Simple steps to understanding your Target Audience

How to appeal to your Target AudienceWhen it comes to growing business and increasing sales, the most successful brands don’t try too hard; they don’t constantly bleat on and on about it; they simply design their products and services around the needs of specific segments of their target audience.

Whatever you’re selling – be it food, legal services, travel, or luxury goods – one thing is for sure: no one likes to be told what to do!

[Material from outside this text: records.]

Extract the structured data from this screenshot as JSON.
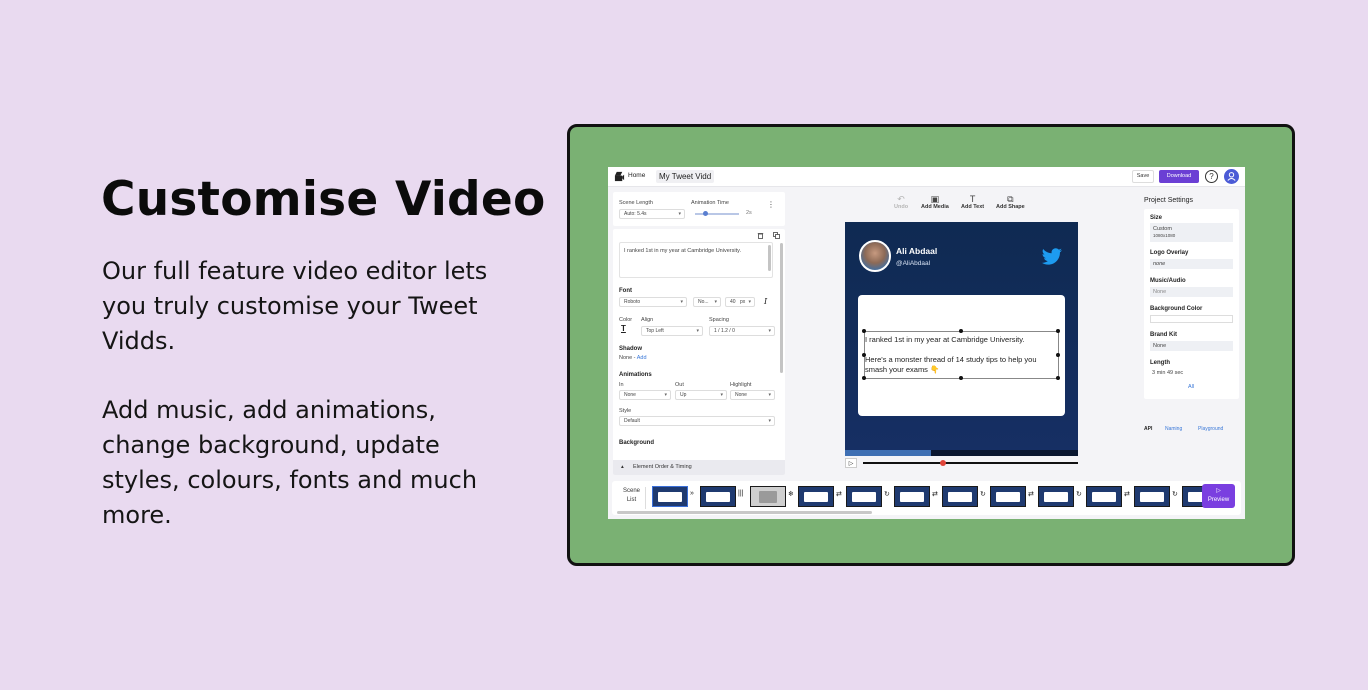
{
  "hero": {
    "title": "Customise Video",
    "paragraph1": "Our full feature video editor lets you truly customise your Tweet Vidds.",
    "paragraph2": "Add music, add animations, change background, update styles, colours, fonts and much more."
  },
  "colors": {
    "page_bg": "#e9daf0",
    "frame_bg": "#7ab173",
    "accent": "#6b3fd4",
    "video_bg": "#162f64"
  },
  "app": {
    "topbar": {
      "home_label": "Home",
      "project_name": "My Tweet Vidd",
      "save_label": "Save",
      "download_label": "Download",
      "help_glyph": "?",
      "icons": [
        "logo-icon",
        "help-icon",
        "user-avatar-icon"
      ]
    },
    "scene_settings": {
      "scene_length_label": "Scene Length",
      "scene_length_value": "Auto: 5.4s",
      "animation_time_label": "Animation Time",
      "animation_time_value": "2s"
    },
    "text_editor": {
      "content": "I ranked 1st in my year at Cambridge University."
    },
    "font": {
      "section_label": "Font",
      "family": "Roboto",
      "weight": "No...",
      "size": "40",
      "unit": "px",
      "italic_glyph": "I"
    },
    "color_align": {
      "color_label": "Color",
      "color_glyph": "T",
      "align_label": "Align",
      "align_value": "Top Left",
      "spacing_label": "Spacing",
      "spacing_value": "1 / 1.2 / 0"
    },
    "shadow": {
      "label": "Shadow",
      "value": "None",
      "separator": " - ",
      "add_label": "Add"
    },
    "animations": {
      "label": "Animations",
      "in_label": "In",
      "in_value": "None",
      "out_label": "Out",
      "out_value": "Up",
      "highlight_label": "Highlight",
      "highlight_value": "None",
      "style_label": "Style",
      "style_value": "Default"
    },
    "background": {
      "label": "Background"
    },
    "element_order": {
      "chevron_glyph": "▴",
      "label": "Element Order & Timing"
    },
    "toolbar": {
      "undo_label": "Undo",
      "undo_glyph": "↶",
      "add_media_label": "Add Media",
      "add_media_glyph": "▣",
      "add_text_label": "Add Text",
      "add_text_glyph": "T",
      "add_shape_label": "Add Shape",
      "add_shape_glyph": "⧉"
    },
    "video": {
      "author_name": "Ali Abdaal",
      "author_handle": "@AliAbdaal",
      "tweet_text": "I ranked 1st in my year at Cambridge University.\n\nHere's a monster thread of 14 study tips to help you smash your exams 👇",
      "progress_fraction": 0.37,
      "seek_fraction": 0.37,
      "play_glyph": "▷"
    },
    "project_settings": {
      "title": "Project Settings",
      "size_label": "Size",
      "size_value": "Custom",
      "size_dims": "1080x1080",
      "logo_label": "Logo Overlay",
      "logo_value": "none",
      "music_label": "Music/Audio",
      "music_value": "None",
      "bgcolor_label": "Background Color",
      "brand_label": "Brand Kit",
      "brand_value": "None",
      "length_label": "Length",
      "length_value": "3 min 49 sec",
      "all_label": "All",
      "api_label": "API",
      "naming_label": "Naming",
      "playground_label": "Playground"
    },
    "scene_bar": {
      "scene_label_line1": "Scene",
      "scene_label_line2": "List",
      "preview_label": "Preview",
      "preview_glyph": "▷",
      "transitions": [
        "»",
        "|||",
        "❄",
        "⇄",
        "↻",
        "⇄",
        "↻",
        "⇄",
        "↻",
        "⇄",
        "↻"
      ]
    }
  }
}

Start by going back to basics and putting yourself in your customer’s shoes.

Understand your audience
What it is they like about your product?  Or, even more important, what it is that’s stopping them from buying it?

Research
Qualitative research (focus groups) and product trial (hall tests) is potentially valuable in understanding what makes your customers tick and together with quantitative research (questionnaires and surveys), you’ll be able to clearly define your target audience with more precision than ‘someone who might like what I sell’.

Design
Design your product or service specifically for your audience and ensure it is based on a clear need, making sure you design your communications to sell the product, not as a plea to appeal to your audience.  For example, if you’re appealing to an older audience and you’re selling car insurance, using the headline  ‘Car Insurance that rewards your driving experience’ is far more effective than saying ‘Car Insurance for the over 50’s’.  There’s nothing more off putting than being told you no longer fit the ‘norm’, even if it might be beneficial to you!

Communicate
Be open to engaging the audience through new and less used channels.  If you’re appealing to an older audience, research suggests that 37% of over 65’s will be using Facebook by 2017, and if your customer is more likely to appreciate a more tangible representation of your product or service (say you’re a photographer or graphic designer), consider producing printed literature which will showcase your specific skills.

We all tend to fall into the trap of looking at how we can sell more to our customers, rather than looking at what we can do for them – whilst subtle, a very important difference when it comes to successful targeting and generating more sales.

Christine Davey
@DaveyMarketing

If you’d like some help on planning your marketing activities Tweet me or call me on 01273 772033 for an initial chat over a coffee!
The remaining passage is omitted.